By Runa Lemminn
The line between free speech and hate speech is very thin, and not everyone has the same rights. These facts were just some of what was discussed at the Free Speech on Campus event, held on Nov. 8 at CSU, Bakersfield.
Throughout the evening, panelists dispelled some commonly held beliefs about what free speech is, and who is protected by the first amendment.
Panelists were all professors at CSUB, and included Drs. Jeanine Kraybill, Ivy Cargile, and Michael Burroughs.
The Dezember room was filled to capacity, with over 150 people in attendance. The audience had a large student base, but faculty, administration, and members of the general public were also in attendance.

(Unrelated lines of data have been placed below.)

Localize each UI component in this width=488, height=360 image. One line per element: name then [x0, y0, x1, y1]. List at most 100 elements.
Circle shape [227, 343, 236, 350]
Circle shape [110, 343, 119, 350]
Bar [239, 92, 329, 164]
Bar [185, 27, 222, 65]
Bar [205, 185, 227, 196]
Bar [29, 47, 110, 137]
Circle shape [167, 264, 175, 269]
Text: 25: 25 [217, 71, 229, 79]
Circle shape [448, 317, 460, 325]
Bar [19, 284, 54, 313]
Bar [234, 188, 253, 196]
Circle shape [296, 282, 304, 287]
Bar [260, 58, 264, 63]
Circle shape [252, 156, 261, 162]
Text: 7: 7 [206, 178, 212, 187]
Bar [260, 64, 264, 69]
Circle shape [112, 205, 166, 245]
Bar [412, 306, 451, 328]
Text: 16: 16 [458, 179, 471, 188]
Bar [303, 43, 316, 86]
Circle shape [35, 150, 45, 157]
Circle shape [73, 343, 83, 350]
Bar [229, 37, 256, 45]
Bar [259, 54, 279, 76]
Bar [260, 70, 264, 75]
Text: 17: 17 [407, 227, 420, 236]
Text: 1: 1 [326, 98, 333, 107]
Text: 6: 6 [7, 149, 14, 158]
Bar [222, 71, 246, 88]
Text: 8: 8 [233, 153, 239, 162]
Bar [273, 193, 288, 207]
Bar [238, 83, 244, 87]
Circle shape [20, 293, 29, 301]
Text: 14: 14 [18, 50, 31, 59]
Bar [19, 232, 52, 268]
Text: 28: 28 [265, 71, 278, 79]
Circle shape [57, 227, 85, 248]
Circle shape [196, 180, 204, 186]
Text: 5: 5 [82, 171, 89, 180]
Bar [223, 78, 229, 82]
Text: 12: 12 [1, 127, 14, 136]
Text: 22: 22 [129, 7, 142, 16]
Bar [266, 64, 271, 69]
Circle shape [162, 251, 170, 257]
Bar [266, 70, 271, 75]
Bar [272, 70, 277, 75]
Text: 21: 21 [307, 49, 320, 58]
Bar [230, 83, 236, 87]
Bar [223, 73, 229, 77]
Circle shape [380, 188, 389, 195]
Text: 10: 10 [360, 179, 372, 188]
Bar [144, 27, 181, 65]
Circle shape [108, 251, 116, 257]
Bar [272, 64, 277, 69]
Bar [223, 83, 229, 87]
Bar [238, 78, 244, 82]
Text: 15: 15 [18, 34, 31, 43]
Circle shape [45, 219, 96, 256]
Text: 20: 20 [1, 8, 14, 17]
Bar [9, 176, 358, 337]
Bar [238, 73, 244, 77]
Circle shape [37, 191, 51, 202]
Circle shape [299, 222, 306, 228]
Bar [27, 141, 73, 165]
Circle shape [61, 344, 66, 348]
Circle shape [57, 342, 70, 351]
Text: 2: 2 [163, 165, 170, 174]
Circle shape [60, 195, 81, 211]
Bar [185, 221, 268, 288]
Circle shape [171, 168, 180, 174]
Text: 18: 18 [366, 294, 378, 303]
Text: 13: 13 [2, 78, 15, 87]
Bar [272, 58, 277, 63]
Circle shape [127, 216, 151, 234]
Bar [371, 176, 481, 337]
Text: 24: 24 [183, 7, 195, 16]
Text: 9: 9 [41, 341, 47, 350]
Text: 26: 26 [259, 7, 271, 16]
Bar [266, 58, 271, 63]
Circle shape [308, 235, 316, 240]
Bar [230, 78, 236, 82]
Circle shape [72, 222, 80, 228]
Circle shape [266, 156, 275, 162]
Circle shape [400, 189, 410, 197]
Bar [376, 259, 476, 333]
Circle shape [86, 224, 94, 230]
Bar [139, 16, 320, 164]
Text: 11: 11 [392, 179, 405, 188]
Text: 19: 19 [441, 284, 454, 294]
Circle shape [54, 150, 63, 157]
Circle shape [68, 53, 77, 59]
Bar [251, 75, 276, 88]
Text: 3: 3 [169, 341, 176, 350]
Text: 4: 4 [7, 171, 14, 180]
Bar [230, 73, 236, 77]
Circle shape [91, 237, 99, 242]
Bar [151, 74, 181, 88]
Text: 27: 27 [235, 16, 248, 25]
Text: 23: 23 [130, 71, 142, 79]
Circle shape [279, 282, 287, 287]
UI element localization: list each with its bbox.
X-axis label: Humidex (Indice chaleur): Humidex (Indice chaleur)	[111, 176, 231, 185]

Although some students went for the extra credit their professors had offered, some were very interested in the topic and had questions for the panel during the last half of the discussion.
Claudia Herrera, a junior psychology major, said she was curious to hear from the panel.
“I’m here for extra credit for my class, but also just to see what they have to say,” said Herrera.
Kraybill was the first to speak, and began by saying not everyone has the same rights. For example, speech rights can depend on being employed by the government.
“Free speech only restrains the government. The private sector is a completely different beast when it comes to freedom of speech and the protection that you have in the public forum,” said Kraybill.
While free speech and hate speech are protected by the First Amendment, fighting words are not.
“Fighting words, which are lewd, obscene, profane, slanderous, and insulting, are, in fact, not protected,” said Cargile.
None of the professors on the panel advocated censorship of speech, despite how difficult it might be to hear.
Cargile said college students need to be prepared to go out into the real world, where there will be no choice about encountering many different opinions.
“Part of the college experience is in fact to be challenged, it is in fact to feel uncomfortable about what we’ve been taught and about what we believe,” said Cargile.
The second half of the event was opened up to comments and questions from the audience. One person said they felt it was important to ask: “what our purpose is,” when inviting a speaker to campus.
Another audience member mentioned the intimidation factor of having too much security seen at an event, which in turn might discourage an open dialog at the event.
All panelists said they wanted the discussions about free speech on campus to continue.
“We don’t want this to be an isolated conversation,” said Burroughs.